Is it possible to integrate this new part of my life called "motherhood", into my ness? Or is it the thing that killed it?
ps: new skincare is a revelation!

Thursday, 31 March 2011

Some things are still alive and well.

When I'm out for 5 seconds without the baby and bump into someone I know, they always ask;
"Where's the baby?".
Me:  "I left him in the car with a pack of smokes and a lighter. That should keep him happy for a while."
Me:  "Crap! Good question!"
Me:  "Baby? What baby? Who are you?"

I demand to know if my husband ever gets asked this ridiculous question and if not, since it's no longer circa 1950, why not?

Wednesday, 30 March 2011

Dreamy


  This is what stood between my conscience and the mall today.  If God, the bank and the husband didn't want me to spend $170 on delicious new beauty products...wouldn't they have sent something tougher than ducks? 

Cancel the papers

  Divorce threats yesterday. Coaxing into kisses today. It started early, so we had a full day's work between screaming and forgiveness.  In that time, I reiterated three things to myself:
1) I really do love this man to the core.
2) My son is sublime and innocent in all this.
3) We can't afford to get divorced.

Monday, 28 March 2011

Wrong side of proverbial bed.



  When I came to in DCC (Department of Critical Care), my first thought was "Hell Yeah! I'm alive!".  So why does it feel like I'm in hell? Is this motherhood? No career. Brain too mushy to hold talent. My once prized relationship keeps bolting to the toilet, financial security following closely behind.  My breasts finally met gravity and then introduced their new friend to my face. I haven't slept properly since morphine. The girl in the photo is buried and the fraction of my former self is starting to feel like the Sisiphys of Greek legend; doomed to push a rock up hill for all eternity after flouting my life.

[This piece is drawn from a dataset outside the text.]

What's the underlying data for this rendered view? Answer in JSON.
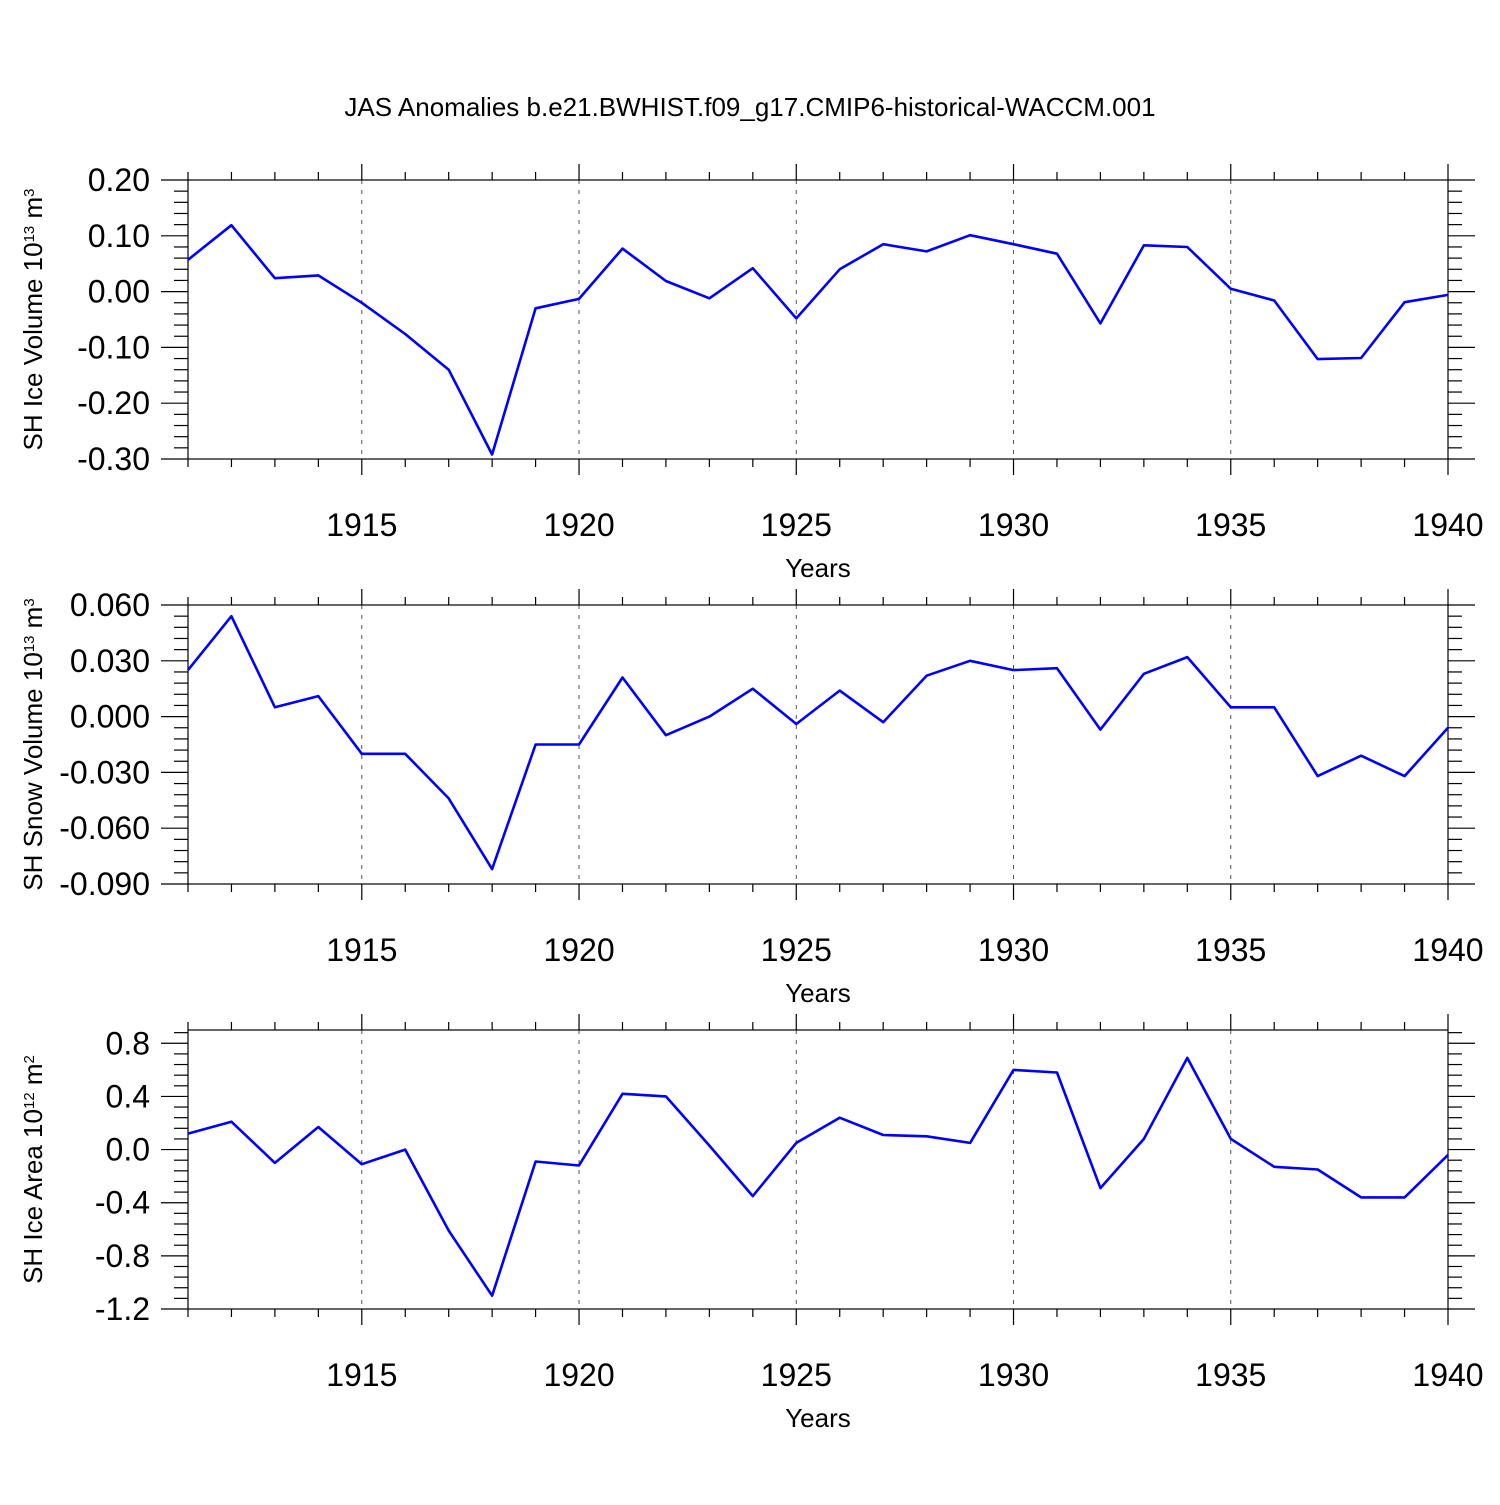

Clearly I didn't wake up this morning with the positive outlook I intended. Happiness next chance I get?

Sunday, 27 March 2011

Why am I here?



  About this time last year, I died.  When I found myself undead, I had all the same epiphanies that other undead people report to have had - "life is precious", "make every day count"... But when life goes on...it really goes on.

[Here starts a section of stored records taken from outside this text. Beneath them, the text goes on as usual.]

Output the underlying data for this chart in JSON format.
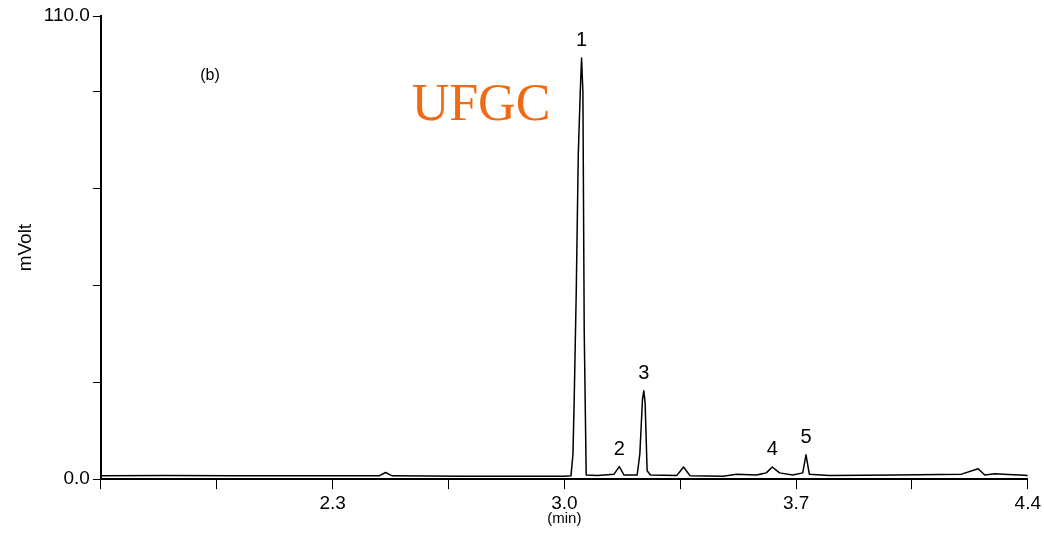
{
  "chart_data": {
    "type": "line",
    "xlabel": "(min)",
    "ylabel": "mVolt",
    "color": "#000000",
    "marker": "none",
    "line_style": "solid",
    "grid": false,
    "legend": false,
    "xlim": [
      1.6,
      4.4
    ],
    "xticks": [
      {
        "value": 1.6,
        "label": null
      },
      {
        "value": 1.95,
        "label": null
      },
      2.3,
      {
        "value": 2.65,
        "label": null
      },
      {
        "value": 3.0,
        "label": "3.0"
      },
      {
        "value": 3.35,
        "label": null
      },
      3.7,
      {
        "value": 4.05,
        "label": null
      },
      4.4
    ],
    "ylim": [
      0,
      110
    ],
    "yticks": [
      {
        "value": 0,
        "label": "0.0"
      },
      {
        "value": 23,
        "label": null
      },
      {
        "value": 46,
        "label": null
      },
      {
        "value": 69,
        "label": null
      },
      {
        "value": 92,
        "label": null
      },
      {
        "value": 110,
        "label": "110.0"
      }
    ],
    "x": [
      1.6,
      1.8,
      2.0,
      2.2,
      2.44,
      2.46,
      2.48,
      2.7,
      3.0,
      3.02,
      3.026,
      3.03,
      3.036,
      3.042,
      3.048,
      3.052,
      3.056,
      3.06,
      3.066,
      3.1,
      3.15,
      3.166,
      3.18,
      3.22,
      3.228,
      3.236,
      3.24,
      3.244,
      3.25,
      3.26,
      3.34,
      3.36,
      3.38,
      3.48,
      3.52,
      3.58,
      3.61,
      3.628,
      3.65,
      3.69,
      3.72,
      3.73,
      3.74,
      3.8,
      4.0,
      4.2,
      4.25,
      4.27,
      4.3,
      4.4
    ],
    "values": [
      0.8,
      0.9,
      0.8,
      0.8,
      0.8,
      1.6,
      0.8,
      0.7,
      0.7,
      0.8,
      6,
      20,
      45,
      77,
      92,
      100,
      92,
      35,
      1.0,
      0.9,
      1.2,
      3.0,
      1.0,
      1.0,
      6,
      19,
      21,
      18,
      2,
      1.0,
      0.9,
      2.9,
      0.8,
      0.7,
      1.2,
      1.0,
      1.5,
      2.9,
      1.5,
      1.0,
      1.5,
      5.8,
      1.2,
      0.9,
      1.0,
      1.2,
      2.5,
      1.0,
      1.3,
      0.9
    ],
    "annotations": [
      "(b)",
      "UFGC",
      {
        "text": "1",
        "x": 3.052,
        "y": 100
      },
      {
        "text": "2",
        "x": 3.166,
        "y": 3.0
      },
      {
        "text": "3",
        "x": 3.24,
        "y": 21
      },
      {
        "text": "4",
        "x": 3.628,
        "y": 2.9
      },
      {
        "text": "5",
        "x": 3.73,
        "y": 5.8
      }
    ]
  }
}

I should be curing cancer, bunjy jumping, donating my material trappings to the destitute, renewing my vows and hearing an epic score every time I open my eyes in the morning.  But when I open my eyes in the morning, I hear a baby cry, a husband snore, the toilet beckon and the silence where the birds should be because it's still too dark to constitute morning yet.

I am not currently on a peace-keeping mission to some war-torn place I don't have time to read about. I'm currently sitting under a tree, shamefully smoking cigarettes, avoiding laundry, waiting for potatoes and my husband and child to get back from walking the dogs.  My time is precious and limited.  The little I have, I'm wasting bemoaning the  fact that I have so little time.

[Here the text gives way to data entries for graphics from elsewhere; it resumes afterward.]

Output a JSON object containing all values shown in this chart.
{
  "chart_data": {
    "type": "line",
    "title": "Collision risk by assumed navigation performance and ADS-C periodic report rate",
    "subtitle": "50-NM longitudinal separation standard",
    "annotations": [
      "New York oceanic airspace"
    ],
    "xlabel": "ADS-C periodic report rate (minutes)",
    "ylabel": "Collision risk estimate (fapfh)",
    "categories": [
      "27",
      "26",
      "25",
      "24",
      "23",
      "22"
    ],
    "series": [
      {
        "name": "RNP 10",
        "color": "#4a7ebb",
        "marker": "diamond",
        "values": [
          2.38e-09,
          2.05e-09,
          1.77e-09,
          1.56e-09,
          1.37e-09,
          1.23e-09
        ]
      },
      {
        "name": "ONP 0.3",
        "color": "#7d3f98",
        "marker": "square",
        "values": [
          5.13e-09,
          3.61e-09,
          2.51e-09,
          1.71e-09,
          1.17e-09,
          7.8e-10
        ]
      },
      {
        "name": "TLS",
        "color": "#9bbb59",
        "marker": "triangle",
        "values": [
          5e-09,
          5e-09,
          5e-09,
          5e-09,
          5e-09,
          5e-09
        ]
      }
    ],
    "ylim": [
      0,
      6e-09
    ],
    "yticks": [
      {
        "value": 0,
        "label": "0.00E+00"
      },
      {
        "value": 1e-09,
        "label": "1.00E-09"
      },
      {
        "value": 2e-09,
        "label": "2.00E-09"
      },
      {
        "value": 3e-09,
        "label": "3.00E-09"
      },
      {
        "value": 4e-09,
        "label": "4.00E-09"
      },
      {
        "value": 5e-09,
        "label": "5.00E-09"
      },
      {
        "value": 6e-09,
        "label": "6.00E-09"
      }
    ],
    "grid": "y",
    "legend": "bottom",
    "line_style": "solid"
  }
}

I used to have a career. It was crap, but it was mine. I used to be sexy, dangerous, covered in flawless skin. I used to be able to afford skin cream. I used to bunjy-jump.

My purpose here is DIY therapy, because I don't have time for the real thing.  My goal is to find a better life after death than the one I'm living. It may involve honesty, daring, perserverance, humility, compromise and jogging, but it has to be done.  And if I can get away with not having to jog, less strenuous suggestions are welcome.